Sometimes, memories which you yourself use cause fight or flight. This is known as strain.
Strain may occur for several reasons:
- You are inexperienced in using this memory
- The instinct or power is inherently volatile
- A power or instinct targeted at you has made your own powers and instincts more dangerous
The exact conditions and effects of strain are always described in the text of the memory that causes it. Normally, F/F replaces the memory that caused strain in the first place.
Sometimes, the memories of a foe cause you to accrue Fight or Flight without causing damage. This is known as control.
When you receive F/F due to control, it it removed when the unit which has control is incapacitated or destroyed, or when that unit releases control.
Control attacks can be dodged, but they can’t be blocked.
You accrue fight or flight over time, by exerting yourself. This is known as fatigue.
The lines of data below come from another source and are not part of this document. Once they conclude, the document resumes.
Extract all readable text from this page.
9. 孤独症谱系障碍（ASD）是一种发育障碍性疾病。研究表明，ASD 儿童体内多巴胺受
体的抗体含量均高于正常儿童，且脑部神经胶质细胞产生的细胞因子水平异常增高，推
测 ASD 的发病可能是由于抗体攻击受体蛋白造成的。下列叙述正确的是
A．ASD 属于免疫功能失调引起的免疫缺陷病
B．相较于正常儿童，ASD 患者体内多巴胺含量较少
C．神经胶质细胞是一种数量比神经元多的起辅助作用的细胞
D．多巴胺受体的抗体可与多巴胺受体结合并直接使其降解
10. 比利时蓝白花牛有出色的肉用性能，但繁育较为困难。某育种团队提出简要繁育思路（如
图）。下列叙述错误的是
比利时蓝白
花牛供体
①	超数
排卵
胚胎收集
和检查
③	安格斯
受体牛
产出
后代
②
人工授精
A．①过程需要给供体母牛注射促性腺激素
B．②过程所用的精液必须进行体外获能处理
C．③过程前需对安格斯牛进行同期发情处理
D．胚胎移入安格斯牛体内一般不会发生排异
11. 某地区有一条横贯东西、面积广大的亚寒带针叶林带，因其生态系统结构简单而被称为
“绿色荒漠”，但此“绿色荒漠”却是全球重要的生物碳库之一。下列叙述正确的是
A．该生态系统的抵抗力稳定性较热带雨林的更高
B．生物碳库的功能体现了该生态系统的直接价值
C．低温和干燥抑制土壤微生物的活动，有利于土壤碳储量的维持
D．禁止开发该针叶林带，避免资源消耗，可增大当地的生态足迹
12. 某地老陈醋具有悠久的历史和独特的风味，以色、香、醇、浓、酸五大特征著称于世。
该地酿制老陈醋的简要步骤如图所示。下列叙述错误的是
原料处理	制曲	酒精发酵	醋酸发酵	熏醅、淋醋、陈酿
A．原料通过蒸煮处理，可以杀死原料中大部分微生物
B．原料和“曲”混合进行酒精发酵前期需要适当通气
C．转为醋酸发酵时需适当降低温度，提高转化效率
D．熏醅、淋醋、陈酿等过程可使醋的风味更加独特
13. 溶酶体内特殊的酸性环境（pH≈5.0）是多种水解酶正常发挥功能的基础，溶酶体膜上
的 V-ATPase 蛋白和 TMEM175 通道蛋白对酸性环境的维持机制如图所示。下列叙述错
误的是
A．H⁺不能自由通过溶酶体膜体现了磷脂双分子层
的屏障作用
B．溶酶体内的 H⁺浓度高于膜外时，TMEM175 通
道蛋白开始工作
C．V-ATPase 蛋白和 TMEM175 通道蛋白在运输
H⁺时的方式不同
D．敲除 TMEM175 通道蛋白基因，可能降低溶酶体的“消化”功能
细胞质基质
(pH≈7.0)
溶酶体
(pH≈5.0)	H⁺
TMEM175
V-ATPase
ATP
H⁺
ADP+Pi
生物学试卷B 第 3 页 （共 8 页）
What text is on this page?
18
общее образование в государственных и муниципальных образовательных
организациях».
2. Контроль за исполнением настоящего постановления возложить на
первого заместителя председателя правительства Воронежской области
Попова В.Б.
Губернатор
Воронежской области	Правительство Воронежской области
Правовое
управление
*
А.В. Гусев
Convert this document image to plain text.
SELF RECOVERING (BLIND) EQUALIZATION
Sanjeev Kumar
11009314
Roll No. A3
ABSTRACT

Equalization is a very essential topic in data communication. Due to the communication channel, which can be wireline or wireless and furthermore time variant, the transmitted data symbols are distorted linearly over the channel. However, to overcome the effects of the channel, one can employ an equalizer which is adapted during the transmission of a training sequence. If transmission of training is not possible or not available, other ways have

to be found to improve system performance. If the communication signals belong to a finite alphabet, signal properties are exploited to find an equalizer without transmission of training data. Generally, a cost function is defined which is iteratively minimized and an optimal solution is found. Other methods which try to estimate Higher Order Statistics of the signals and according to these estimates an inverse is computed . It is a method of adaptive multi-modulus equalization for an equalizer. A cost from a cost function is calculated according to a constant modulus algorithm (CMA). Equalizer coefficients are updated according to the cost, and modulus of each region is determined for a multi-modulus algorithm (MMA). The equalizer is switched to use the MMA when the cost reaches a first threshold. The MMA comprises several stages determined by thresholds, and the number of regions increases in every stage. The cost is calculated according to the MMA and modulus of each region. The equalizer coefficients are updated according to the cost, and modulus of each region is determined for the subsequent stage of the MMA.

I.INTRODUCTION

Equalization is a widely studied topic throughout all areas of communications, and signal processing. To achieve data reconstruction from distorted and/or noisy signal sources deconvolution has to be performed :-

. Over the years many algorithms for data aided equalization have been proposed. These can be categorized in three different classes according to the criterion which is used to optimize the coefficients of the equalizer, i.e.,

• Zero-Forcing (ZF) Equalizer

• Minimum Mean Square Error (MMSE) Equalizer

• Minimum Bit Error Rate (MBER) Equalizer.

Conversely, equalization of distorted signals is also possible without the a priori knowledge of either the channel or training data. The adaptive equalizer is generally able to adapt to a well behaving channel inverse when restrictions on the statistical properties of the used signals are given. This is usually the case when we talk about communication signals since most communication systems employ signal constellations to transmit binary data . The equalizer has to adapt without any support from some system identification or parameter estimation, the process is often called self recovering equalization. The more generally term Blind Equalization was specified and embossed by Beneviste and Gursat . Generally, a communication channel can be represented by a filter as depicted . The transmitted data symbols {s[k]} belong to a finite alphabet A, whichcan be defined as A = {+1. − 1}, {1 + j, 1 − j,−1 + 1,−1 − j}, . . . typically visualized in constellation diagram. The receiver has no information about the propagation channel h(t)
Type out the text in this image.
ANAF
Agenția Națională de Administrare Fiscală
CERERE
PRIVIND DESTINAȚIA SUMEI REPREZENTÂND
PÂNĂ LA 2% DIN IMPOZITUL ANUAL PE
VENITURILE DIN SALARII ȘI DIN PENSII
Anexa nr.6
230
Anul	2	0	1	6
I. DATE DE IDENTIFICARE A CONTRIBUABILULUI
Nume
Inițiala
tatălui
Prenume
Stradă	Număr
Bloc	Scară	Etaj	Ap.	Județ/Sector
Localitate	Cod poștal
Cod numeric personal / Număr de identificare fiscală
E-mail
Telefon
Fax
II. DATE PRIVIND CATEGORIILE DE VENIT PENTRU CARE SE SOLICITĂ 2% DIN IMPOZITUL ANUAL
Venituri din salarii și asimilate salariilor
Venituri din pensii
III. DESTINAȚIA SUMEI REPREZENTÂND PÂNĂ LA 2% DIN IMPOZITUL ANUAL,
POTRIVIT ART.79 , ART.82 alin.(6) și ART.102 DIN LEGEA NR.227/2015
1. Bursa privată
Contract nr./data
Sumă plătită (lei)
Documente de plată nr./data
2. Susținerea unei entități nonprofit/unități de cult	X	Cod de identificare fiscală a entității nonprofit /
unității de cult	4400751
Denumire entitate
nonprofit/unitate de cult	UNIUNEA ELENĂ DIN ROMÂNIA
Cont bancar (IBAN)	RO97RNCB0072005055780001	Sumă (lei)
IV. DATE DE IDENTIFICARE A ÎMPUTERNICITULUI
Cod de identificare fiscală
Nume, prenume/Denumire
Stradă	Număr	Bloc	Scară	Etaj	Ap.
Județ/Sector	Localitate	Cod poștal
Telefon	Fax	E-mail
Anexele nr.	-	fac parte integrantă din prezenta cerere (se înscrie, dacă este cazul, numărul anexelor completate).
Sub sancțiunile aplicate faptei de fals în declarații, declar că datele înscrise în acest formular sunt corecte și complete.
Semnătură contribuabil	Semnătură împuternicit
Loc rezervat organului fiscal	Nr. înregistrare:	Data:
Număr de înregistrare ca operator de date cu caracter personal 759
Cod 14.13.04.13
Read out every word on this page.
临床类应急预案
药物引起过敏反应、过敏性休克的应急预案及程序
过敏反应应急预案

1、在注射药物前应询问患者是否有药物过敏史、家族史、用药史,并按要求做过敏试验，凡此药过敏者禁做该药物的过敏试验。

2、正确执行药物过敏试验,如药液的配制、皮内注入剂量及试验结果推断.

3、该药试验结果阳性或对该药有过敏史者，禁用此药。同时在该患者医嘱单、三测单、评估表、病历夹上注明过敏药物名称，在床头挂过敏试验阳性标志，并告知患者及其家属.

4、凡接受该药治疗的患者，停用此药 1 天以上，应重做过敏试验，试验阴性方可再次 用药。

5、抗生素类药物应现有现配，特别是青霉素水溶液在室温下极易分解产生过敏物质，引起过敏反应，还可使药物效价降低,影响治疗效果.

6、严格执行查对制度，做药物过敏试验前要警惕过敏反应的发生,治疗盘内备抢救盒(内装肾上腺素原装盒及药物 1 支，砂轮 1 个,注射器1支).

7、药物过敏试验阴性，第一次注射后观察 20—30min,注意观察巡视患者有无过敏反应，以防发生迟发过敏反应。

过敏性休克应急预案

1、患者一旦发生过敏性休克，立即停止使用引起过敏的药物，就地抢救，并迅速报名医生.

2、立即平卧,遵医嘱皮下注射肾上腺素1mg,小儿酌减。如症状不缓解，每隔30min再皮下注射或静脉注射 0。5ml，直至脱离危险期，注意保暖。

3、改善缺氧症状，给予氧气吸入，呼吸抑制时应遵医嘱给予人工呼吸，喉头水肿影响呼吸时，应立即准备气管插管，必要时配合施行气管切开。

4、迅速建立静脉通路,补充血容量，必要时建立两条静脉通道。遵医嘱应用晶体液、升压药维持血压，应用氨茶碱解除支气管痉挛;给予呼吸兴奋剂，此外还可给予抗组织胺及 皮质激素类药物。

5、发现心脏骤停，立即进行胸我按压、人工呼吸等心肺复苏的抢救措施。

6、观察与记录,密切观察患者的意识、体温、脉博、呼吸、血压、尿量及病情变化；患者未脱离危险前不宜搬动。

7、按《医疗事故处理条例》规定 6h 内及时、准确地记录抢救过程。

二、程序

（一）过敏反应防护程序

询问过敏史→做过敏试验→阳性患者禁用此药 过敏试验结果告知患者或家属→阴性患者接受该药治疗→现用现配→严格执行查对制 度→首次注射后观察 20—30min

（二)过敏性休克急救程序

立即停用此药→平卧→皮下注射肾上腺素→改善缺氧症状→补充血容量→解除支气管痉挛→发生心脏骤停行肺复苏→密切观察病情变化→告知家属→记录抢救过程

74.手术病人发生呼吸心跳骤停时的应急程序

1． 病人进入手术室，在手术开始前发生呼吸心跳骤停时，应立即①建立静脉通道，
Fatigue may be accrued whenever you complete an encounter.
How much fatigue you accrue from an encounter depends on the encounter. Some encounters may not cause any fatigue at all; others may be exhausting. Circumstances such as the weather, or your overall preparedness, can also effect how fatiguing an encounter may be.
Physique helps prevent fatigue. Whenever you would accrue fight or flight from fatigue, subtract 1 F/F per Physique strength.
When you accrue F/F from fatigue, it replaces Genius memories first, followed by Passion, Insight, and Physique. Fatigue can’t be blocked or dodged.
In most settings, certain items which are particularly heavy or difficult to wear or carry, because of their size, make you accrue fight or flight from fatigue more quickly.
|Size of Item||Effect per Encounter where Fatigue is accrued|
|> 1/2 Your Size||+1 Fight or Flight, +1 additional per 2 greater than half your size *|
|1/2 Your Size||+1 Fight or Flight|
|< 1/4 Your Size||No additional Fatigue|
accrues +2 Fight or Flight from Fatigue.
📖 Normally, if an encounter itself does not cause fatigue, the DM should also not apply fatigue effects for other reasons, such as carrying other units.
🔧 Table of Fight or Flight Effects
|Source of F/F||How does it normally happen?||Which attribute?|
|Injury||You receive damage from a foe during combat.||As per the aim of an attack.|
|Strain||You perform a power or instinct that causes strain.||Depends on the relevant power or instinct.|
|Control||You’re affected by a memory that causes control.||As per the aim of a control attack.|
|Fatigue||Accrued over time, and from physically difficult tasks.||Ascending (Genius, Insight, Passion, Physique)|
Players don’t have to remember them!